For the letters “a”, “b”, and “e”:
- a mail is sent when the job is aborted by the batch system.
- b mail is sent when the job begins execution.
- e mail is sent when the job terminates.
If the -m option is not specified, mail will be sent if the job is aborted.
[-M] User List: A list of users to send email notifications to. The user_list argument is of the form:
user[@host][,user[@host],…]
If unset, the list defaults to the submitting user at the qsub host, i.e. the job owner.
[-l , ‘ell’] – resource_list: Defines resources required by the job and establishes a limit to the amount of resource that can be consumed. The list can be of the form:
resource_name[=[value]][,resource_name[=[value]],…]
Common arguments for this flag option are “walltime” and “nodes”. The walltime sets the wall clock limit for the job, and is of the format HH:MM:SS. Check with your sysadmin to see if there’s a maximum limit on this time. The nodes argument defines how many cores you want the script to grab.

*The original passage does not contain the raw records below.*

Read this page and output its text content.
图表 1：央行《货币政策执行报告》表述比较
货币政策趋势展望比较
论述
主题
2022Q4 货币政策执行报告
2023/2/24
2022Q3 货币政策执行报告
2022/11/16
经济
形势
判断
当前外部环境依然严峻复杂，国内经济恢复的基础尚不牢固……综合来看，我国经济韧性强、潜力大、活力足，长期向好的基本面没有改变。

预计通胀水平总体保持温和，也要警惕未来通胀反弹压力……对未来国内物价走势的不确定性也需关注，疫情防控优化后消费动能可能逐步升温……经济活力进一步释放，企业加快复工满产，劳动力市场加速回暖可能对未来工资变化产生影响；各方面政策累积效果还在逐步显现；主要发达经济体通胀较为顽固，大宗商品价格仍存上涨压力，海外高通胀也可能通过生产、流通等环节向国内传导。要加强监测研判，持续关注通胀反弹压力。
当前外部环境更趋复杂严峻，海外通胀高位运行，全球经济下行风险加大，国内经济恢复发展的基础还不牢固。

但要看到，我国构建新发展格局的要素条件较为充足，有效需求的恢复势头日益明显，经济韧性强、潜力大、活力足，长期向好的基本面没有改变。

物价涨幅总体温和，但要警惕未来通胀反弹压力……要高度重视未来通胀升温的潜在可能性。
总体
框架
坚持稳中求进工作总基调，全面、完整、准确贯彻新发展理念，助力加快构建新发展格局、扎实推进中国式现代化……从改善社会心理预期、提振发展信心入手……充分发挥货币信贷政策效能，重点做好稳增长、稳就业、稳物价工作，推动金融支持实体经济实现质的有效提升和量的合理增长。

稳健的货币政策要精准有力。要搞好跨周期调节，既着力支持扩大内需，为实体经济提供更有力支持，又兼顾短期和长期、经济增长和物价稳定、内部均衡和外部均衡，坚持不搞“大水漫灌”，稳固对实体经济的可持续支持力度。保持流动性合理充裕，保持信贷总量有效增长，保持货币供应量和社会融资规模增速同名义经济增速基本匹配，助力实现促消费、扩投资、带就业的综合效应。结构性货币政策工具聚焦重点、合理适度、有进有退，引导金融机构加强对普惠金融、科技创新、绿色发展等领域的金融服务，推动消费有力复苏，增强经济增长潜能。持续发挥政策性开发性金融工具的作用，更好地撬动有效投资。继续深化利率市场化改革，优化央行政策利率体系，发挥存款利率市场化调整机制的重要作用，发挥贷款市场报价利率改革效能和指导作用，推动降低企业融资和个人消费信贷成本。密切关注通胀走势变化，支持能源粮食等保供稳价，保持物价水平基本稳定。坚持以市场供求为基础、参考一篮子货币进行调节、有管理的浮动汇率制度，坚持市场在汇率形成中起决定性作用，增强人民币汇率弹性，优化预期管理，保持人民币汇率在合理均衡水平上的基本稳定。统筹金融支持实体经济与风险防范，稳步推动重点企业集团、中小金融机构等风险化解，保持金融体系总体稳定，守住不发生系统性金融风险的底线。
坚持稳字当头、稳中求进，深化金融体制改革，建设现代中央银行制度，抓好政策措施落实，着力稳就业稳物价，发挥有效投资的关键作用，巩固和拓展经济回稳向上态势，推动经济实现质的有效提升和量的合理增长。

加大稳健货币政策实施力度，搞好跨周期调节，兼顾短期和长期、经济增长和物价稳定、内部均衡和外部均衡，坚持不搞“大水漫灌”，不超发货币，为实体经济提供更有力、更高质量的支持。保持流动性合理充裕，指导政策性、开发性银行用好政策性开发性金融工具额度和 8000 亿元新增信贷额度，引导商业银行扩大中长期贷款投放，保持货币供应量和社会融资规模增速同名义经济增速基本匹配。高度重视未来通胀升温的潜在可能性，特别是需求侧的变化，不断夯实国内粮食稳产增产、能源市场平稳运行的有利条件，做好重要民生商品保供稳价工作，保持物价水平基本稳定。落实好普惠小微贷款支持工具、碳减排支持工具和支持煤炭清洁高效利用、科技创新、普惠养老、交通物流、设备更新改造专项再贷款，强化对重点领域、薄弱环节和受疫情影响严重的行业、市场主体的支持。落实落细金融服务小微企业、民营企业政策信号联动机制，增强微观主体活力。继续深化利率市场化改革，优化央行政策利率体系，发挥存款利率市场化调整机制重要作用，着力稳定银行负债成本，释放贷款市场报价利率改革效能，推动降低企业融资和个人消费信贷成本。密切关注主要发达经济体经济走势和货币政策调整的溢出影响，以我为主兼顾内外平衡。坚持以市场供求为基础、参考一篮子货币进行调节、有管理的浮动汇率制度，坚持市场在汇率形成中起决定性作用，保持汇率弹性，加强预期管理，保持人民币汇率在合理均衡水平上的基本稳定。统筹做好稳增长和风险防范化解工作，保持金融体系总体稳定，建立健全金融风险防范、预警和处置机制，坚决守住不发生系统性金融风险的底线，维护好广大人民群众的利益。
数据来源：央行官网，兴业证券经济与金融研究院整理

[-a] – date_time: Declares the time after which the job is eligible for execution. The date_time argument is in the form:
[[[[CC]YY]MM]DD]hhmm[.SS]
Where CC is the first two digits of the year (the century), YY is the second two digits of the year, MM is the two digits for the month, DD is the day of the month, hh is the hour, mm is the minute, and the optional SS is the seconds.
Environment Variables Available to Job:
You can use these variables in your scripts as though they already exist in your environment; PBS sets them up as soon as your job starts running.
PBS_O_WORKDIR – the absolute path of the current working directory of the qsub command. You must ‘cd’ to this directory if you want to work in the folder you submitted the job from.
PBS_JOBNAME – the job name supplied by the user.
PBS_O_HOST – the name of the host upon which the qsub command is running.
PBS_SERVER – the hostname of the pbs_server which qsub submits the job to.
PBS_O_QUEUE – the name of the original queue to which the job was submitted.
PBS_ARRAYID – each member of a job array is assigned a unique identifier (see -t)
PBS_ENVIRONMENT – set to PBS_BATCH to indicate the job is a batch job, or to PBS_INTERACTIVE to indicate the job is a PBS interactive job, see -I option.
PBS_JOBID – the job identifier assigned to the job by the batch system.
PBS_NODEFILE – the name of the file contain the list of nodes assigned to the job (for parallel and cluster systems). This file is particularly useful if you want to log in to remote machines for parallel debugging.
PBS_QUEUE – the name of the queue from which the job is executed.
PBS_JOBNAME – the job name supplied by the user.